The report by Anglicare on behalf of the Australian Emergency Management Volunteer Forum shows volunteers response to a crisis or disaster was worth a total of $4.75 million per year.
But the survey estimates that the individual cost to volunteers who are in full time employment (54%) is as high as $1679 a year – with the cost burden shared by their employers through special leave arrangements, roster flexibility and access to work vehicles or office equipment.
The average cost of volunteering for self- employed people (13%), taking into account direct costs, in kind contributions and business costs is double that again at $3282.
The survey shows calculations on the individual contributions volunteers who are retired (20%) at $687.
The survey formally recognises for the first time the estimated direct financial cost (out-of-pocket expenses) and in-kind contributions (use of personal equipment & resources) of volunteers who give their time in emergencies.
There are more than 500,000 emergency management volunteers working in emergencies such as floods, severe storms, bushfires and other natural disasters, providing assistance at accidents and other life threatening situations – such as surf life saving – and giving personal support to victims and their families.

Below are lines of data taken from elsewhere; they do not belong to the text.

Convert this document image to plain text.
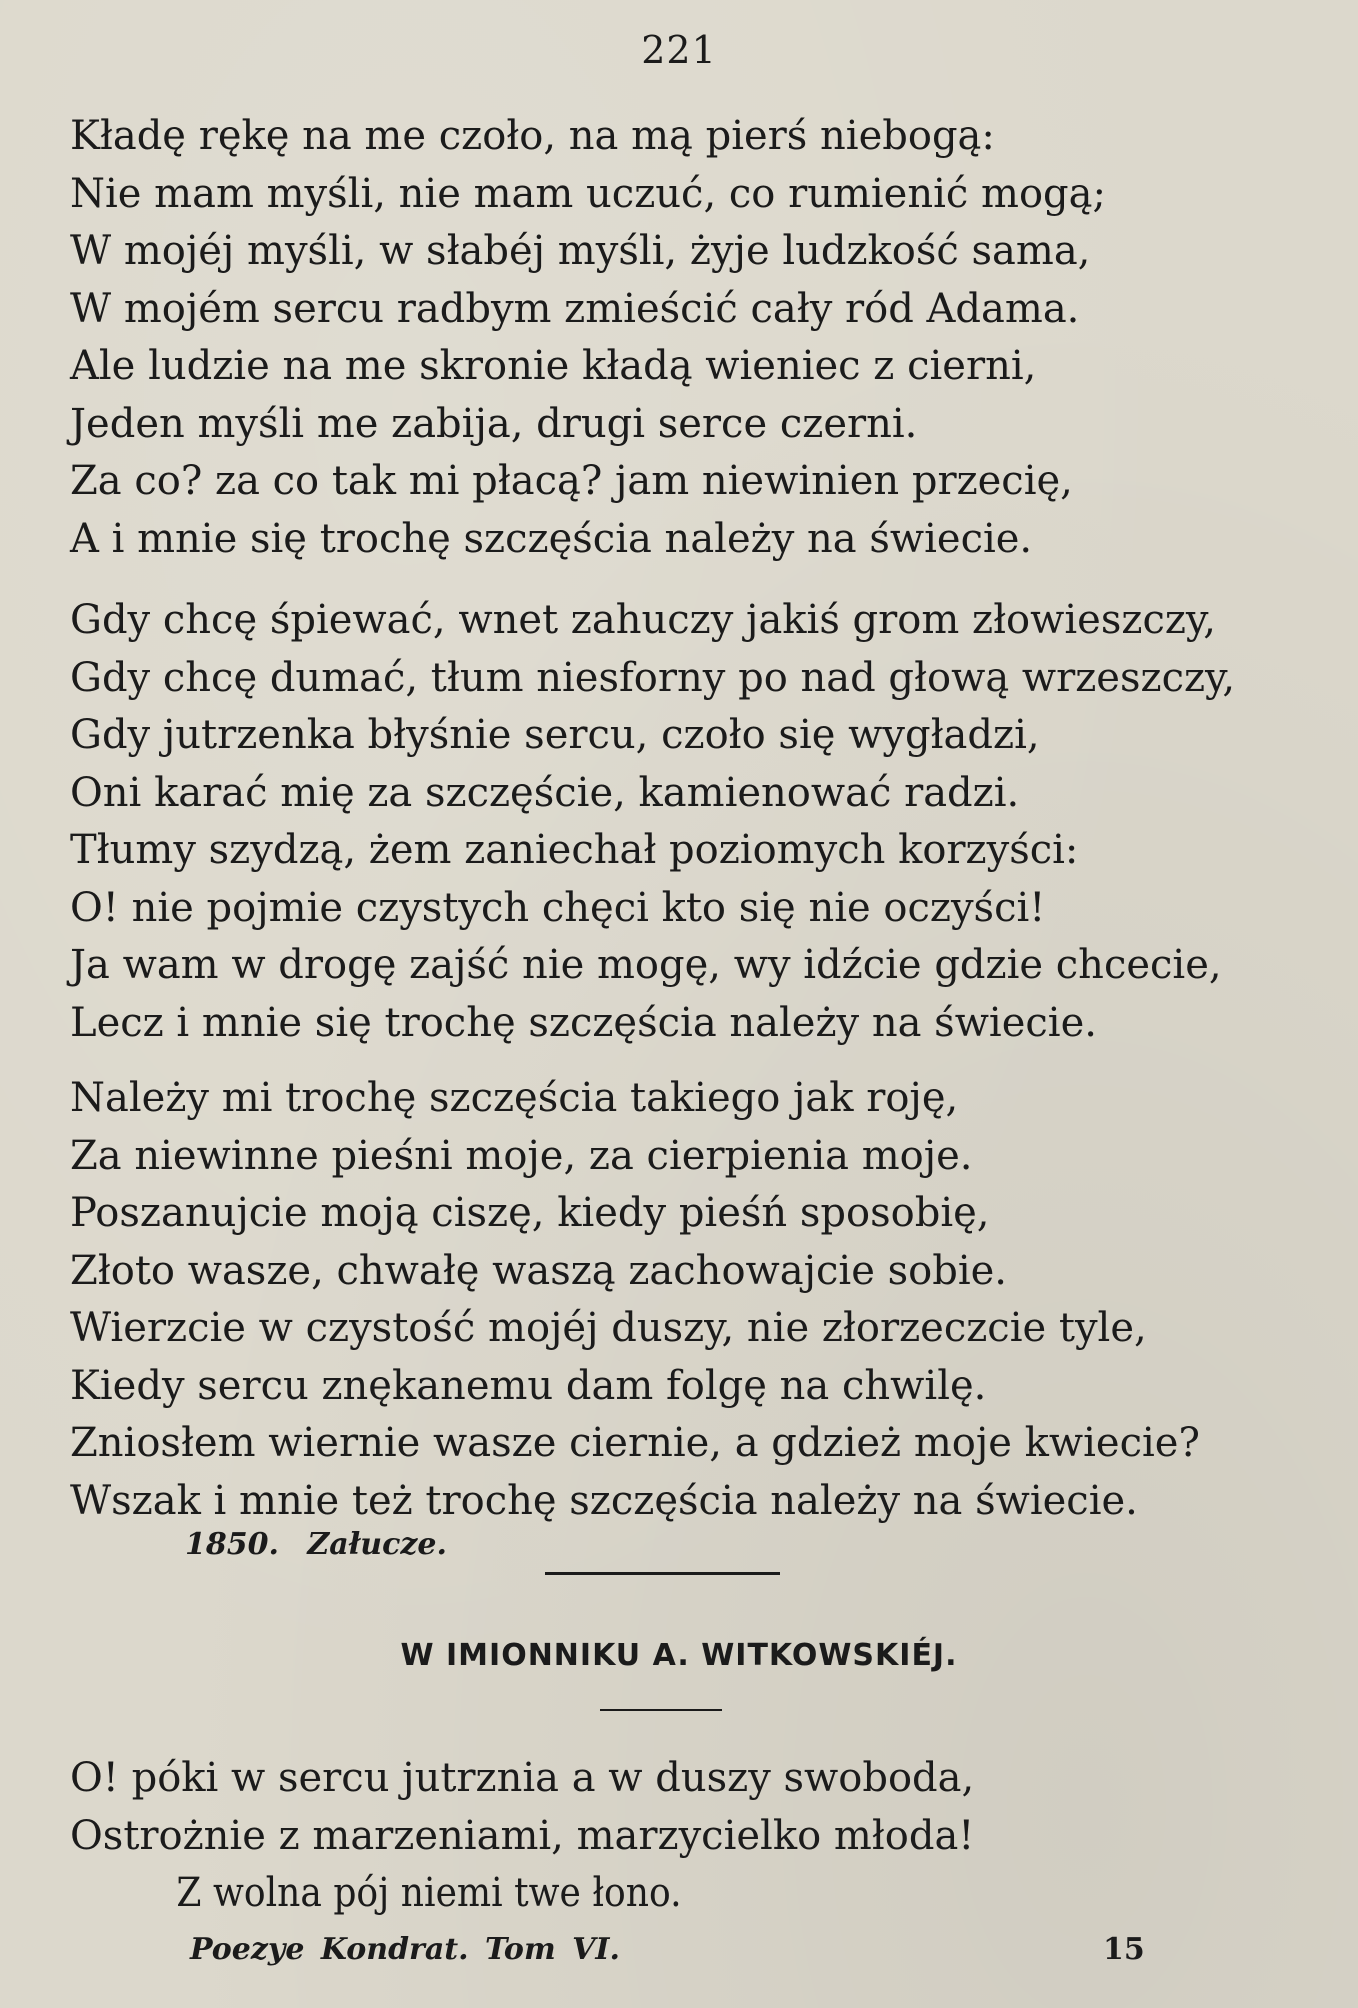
221
Kładę rękę na me czoło, na mą pierś niebogą:
Nie mam myśli, nie mam uczuć, co rumienić mogą;
W mojéj myśli, w słabéj myśli, żyje ludzkość sama,
W mojém sercu radbym zmieścić cały ród Adama.
Ale ludzie na me skronie kładą wieniec z cierni,
Jeden myśli me zabija, drugi serce czerni.
Za co? za co tak mi płacą? jam niewinien przecię,
A i mnie się trochę szczęścia należy na świecie.
Gdy chcę śpiewać, wnet zahuczy jakiś grom złowieszczy,
Gdy chcę dumać, tłum niesforny po nad głową wrzeszczy,
Gdy jutrzenka błyśnie sercu, czoło się wygładzi,
Oni karać mię za szczęście, kamienować radzi.
Tłumy szydzą, żem zaniechał poziomych korzyści:
O! nie pojmie czystych chęci kto się nie oczyści!
Ja wam w drogę zajść nie mogę, wy idźcie gdzie chcecie,
Lecz i mnie się trochę szczęścia należy na świecie.
Należy mi trochę szczęścia takiego jak roję,
Za niewinne pieśni moje, za cierpienia moje.
Poszanujcie moją ciszę, kiedy pieśń sposobię,
Złoto wasze, chwałę waszą zachowajcie sobie.
Wierzcie w czystość mojéj duszy, nie złorzeczcie tyle,
Kiedy sercu znękanemu dam folgę na chwilę.
Zniosłem wiernie wasze ciernie, a gdzież moje kwiecie?
Wszak i mnie też trochę szczęścia należy na świecie.
1850. Załucze.
W IMIONNIKU A. WITKOWSKIÉJ.
O! póki w sercu jutrznia a w duszy swoboda,
Ostrożnie z marzeniami, marzycielko młoda!
Z wolna pój niemi twe łono.
Poezye Kondrat. Tom VI.	15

The survey covered fully employed, self-employed and retired volunteers in the primary emergency services as well as in the Salvation Army, Surf Life Saving Australia, St Vincent de Paul, St John Ambulance, Volunteer Rescue Association, Australian Volunteer Coastguard, Australian Council of State Emergency Services, Anglicare and Adventist Development and Relief Agency Australia.
The survey found not only was there a marked difference in costs to volunteers depending on their employment status, there was also an indications that those on low incomes were making significant contributions to sustain their level of volunteering.
The Anglicare report is based on a national survey carried out from May to July 2006. About 70% of the volunteers were aged between 35-64 years, the respondents were predominantly male (60%) with 44% having a personal income of more than $40,000 per year.
The predominant reasons given for volunteering were altruistic and the main factor inhibiting further volunteering were family and work commitments.
The final break down of the figures show that the average direct financial cost per volunteer, after reimbursements, was $544. The average in-kind contribution per volunteer, after reimbursements, was $406. Therefore the combined average per volunteer is $950 per annum.
Hori Howard, Chair of the Australian Emergency Management Volunteers Forum says anecdotal evidence suggested that the cost of being a volunteer in the emergency sector was high, but before the report there was no idea of the quantum.
Howard says some volunteers have been saying that cost is becoming a limiting factor in their volunteering, and now there are the numbers to support their statements.
He says we must continue to reiterate that volunteers accept that there will be a cost to being a volunteer in the emergency sector, but it must be kept to a reasonable amount. They also absolutely reject any notion of a fee for service, because then they would no longer be volunteers.
Hori Howard says that all they seek is some recognition that they are paying for the privilege of assisting the community when emergencies occur, and are looking for some initiatives to keep the cost down.